- The Washington Times - Thursday, February 13, 2003

A development team led by Arlington mall developer the Mills Corp. yesterday won approval to build a $1.3 billion retail, office and entertainment complex at the Meadowlands in New Jersey, featuring a minor-league baseball stadium and the nation’s first indoor skiing facility.
The New Jersey Sports and Exposition Authority voted 9-2 in favor of allowing Mills and Mack-Cali Realty Corp., of Cranford, N.J., to negotiate for an exclusive agreement to build the “Meadowlands Xanadu” at the East Rutherford, N.J., sports complex. Hartz Mountain Industries Inc., of Seacaucus, N.J., and Westfields Group, an Australian firm, were the other finalists.
Plans for the 4.76-million-square-foot complex include three “zones” with different attractions, including a sports and recreation area with a “Snow Dome,” designed to offer year-round indoor skiing. Other recreation venues include an 8,000-seat minor league baseball stadium, indoor Formula One racetrack, indoor wave pool for surfing and basketball courts to be used for tournaments and by area leagues.
A New Jersey Sports Hall of Fame and Music Hall of Fame, and a make-believe city for children called Wannado are also part of the plan. There will be 2.2 million square feet of office and hotel space, and 590,000 square feet of retail space.
The vote yesterday does not guarantee development. The two companies must still negotiate a final contract with the NJSEA.
Mills owns 20 malls, including Potomac Mills in Prince William County, Va., and Arundel Mills in Hanover, Md. It has six projects in development in North America and one project in Madrid that is similar to the Meadowlands plan. Mack-Cali controls more than 29 million square feet of office and flexible space.
The Meadowlands Xanadu proposal had been considered the favorite to be approved after the New York Giants football team endorsed it in December. The team plays its home games at Giants Stadum in the Meadowlands, and said a redevelopment of the site will help its chances of attracting the Super Bowl as early as 2008.

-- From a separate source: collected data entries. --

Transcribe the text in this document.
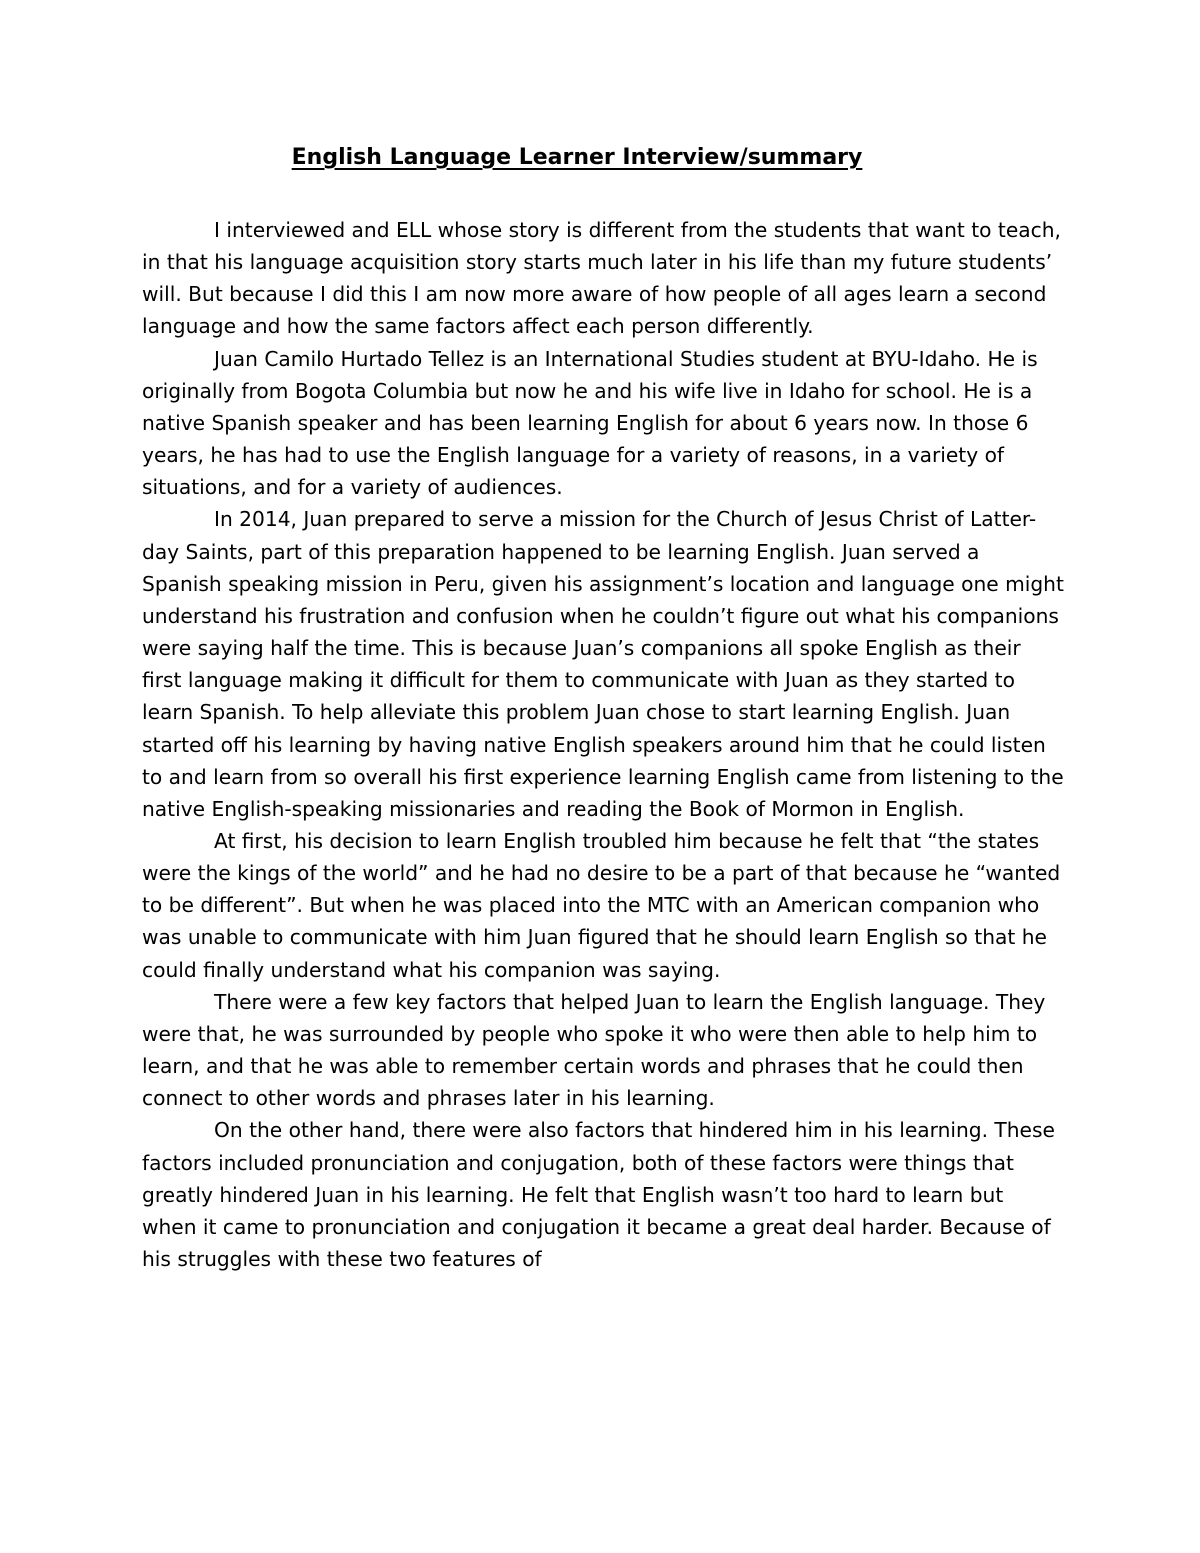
English Language Learner Interview/summary

I interviewed and ELL whose story is different from the students that want to teach, in that his language acquisition story starts much later in his life than my future students’ will. But because I did this I am now more aware of how people of all ages learn a second language and how the same factors affect each person differently.

Juan Camilo Hurtado Tellez is an International Studies student at BYU-Idaho. He is originally from Bogota Columbia but now he and his wife live in Idaho for school. He is a native Spanish speaker and has been learning English for about 6 years now. In those 6 years, he has had to use the English language for a variety of reasons, in a variety of situations, and for a variety of audiences.

In 2014, Juan prepared to serve a mission for the Church of Jesus Christ of Latter-day Saints, part of this preparation happened to be learning English. Juan served a Spanish speaking mission in Peru, given his assignment’s location and language one might understand his frustration and confusion when he couldn’t figure out what his companions were saying half the time. This is because Juan’s companions all spoke English as their first language making it difficult for them to communicate with Juan as they started to learn Spanish. To help alleviate this problem Juan chose to start learning English. Juan started off his learning by having native English speakers around him that he could listen to and learn from so overall his first experience learning English came from listening to the native English-speaking missionaries and reading the Book of Mormon in English.

At first, his decision to learn English troubled him because he felt that “the states were the kings of the world” and he had no desire to be a part of that because he “wanted to be different”. But when he was placed into the MTC with an American companion who was unable to communicate with him Juan figured that he should learn English so that he could finally understand what his companion was saying.

There were a few key factors that helped Juan to learn the English language. They were that, he was surrounded by people who spoke it who were then able to help him to learn, and that he was able to remember certain words and phrases that he could then connect to other words and phrases later in his learning.

On the other hand, there were also factors that hindered him in his learning. These factors included pronunciation and conjugation, both of these factors were things that greatly hindered Juan in his learning. He felt that English wasn’t too hard to learn but when it came to pronunciation and conjugation it became a great deal harder. Because of his struggles with these two features of
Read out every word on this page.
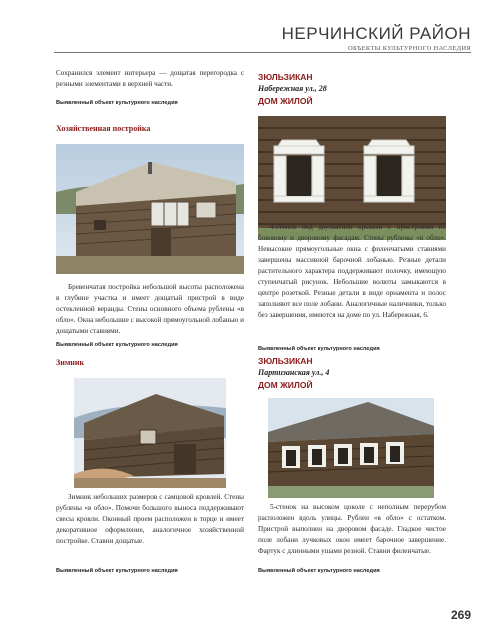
НЕРЧИНСКИЙ РАЙОН
ОБЪЕКТЫ КУЛЬТУРНОГО НАСЛЕДИЯ

Сохранился элемент интерьера — дощатая перегородка с резными элементами в верхней части.

Выявленный объект культурного наследия
Хозяйственная постройка

Бревенчатая постройка небольшой высоты расположена в глубине участка и имеет дощатый пристрой в виде остекленной веранды. Стены основного объема рублены «в обло». Окна небольшие с высокой прямоугольной лобанью и дощатыми ставнями.

Выявленный объект культурного наследия
Зимник

Зимник небольших размеров с самцовой кровлей. Стены рублены «в обло». Помочи большого выноса поддерживают свесы кровли. Оконный проем расположен в торце и имеет декоративное оформление, аналогичное хозяйственной постройке. Ставни дощатые.

Выявленный объект культурного наследия
ЗЮЛЬЗИКАН
Набережная ул., 28
ДОМ ЖИЛОЙ

4-стенок под двускатной крышей с пристроями по боковому и дворовому фасадам. Стены рублены «в обло». Невысокие прямоугольные окна с филенчатыми ставнями завершены массивной барочной лобанью. Резные детали растительного характера поддерживают полочку, имеющую ступенчатый рисунок. Небольшие волюты замыкаются в центре розеткой. Резные детали в виде орнамента и полос заполняют все поле лобани. Аналогичные наличники, только без завершения, имеются на доме по ул. Набережная, 6.

Выявленный объект культурного наследия
ЗЮЛЬЗИКАН
Партизанская ул., 4
ДОМ ЖИЛОЙ

5-стенок на высоком цоколе с неполным перерубом расположен вдоль улицы. Рублен «в обло» с остатком. Пристрой выполнен на дворовом фасаде. Гладкое чистое поле лобани лучковых окон имеет барочное завершение. Фартук с длинными ушами резной. Ставни филенчатые.

Выявленный объект культурного наследия
269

NJSEA spokesman Jim DeBosh said the final decision came down to money. Mills and Mack-Cali agreed to a 10-year, $165 million guaranteed land lease, far more than the other two developers, whose proposals featured heavy profit-sharing rather than guaranteed cash.
Mills and Mack-Cali also pledged $65 million for infrastructure improvements and agreed to leave intact the Continental Airlines Arena, home of the New Jersey Devils hockey and New Jersey Nets basketball teams. Both franchises say they plan to move to play in Newark by 2005, but the NJSEA wanted to to ensure the teams could remain at the Meadowlands if those talks collapsed.
“We put together a very flexible plan,” said Mills Chairman and CEO Larry Siegel.
Over the past several months Hartz Mountain Industries mounted a campaign against the Mills-Mack-Cali proposal, arguing that the review process was not open enough, and that Mills and Mack-Cali were misrepresenting the nature of some proposed properties.
Specifically, Hartz said Mills characterized some retail shops as “family entertainment” as a way of circumventing limits on the amount of retail space to be built.
“There were misrepresentations made that we feel very uncomfortable with,” said Hartz spokesman Ron Simoncini.
“I think some of the representations they made here are not connected to the values of the region.” he said.
Hartz went so far as to create a video taped at Arundel Mills mall in Hanover, in which shoppers are asked if they were simply buying things or being entertained.
“The great majority of the uses in this complex are going to be entertainment-based,” Mr. Siegel said in response to criticism yesterday.

Mills and Mack-Cali may have scored points with the NJSEA when they designated 587 acres of wetlands at the site for preservation by the state. The companies had originally discussed building retail space on the site, known as the Empire Tract.
Shares of Mills Corp. fell 7 cents to close at $28.08 on the New York Stock Exchange yesterday.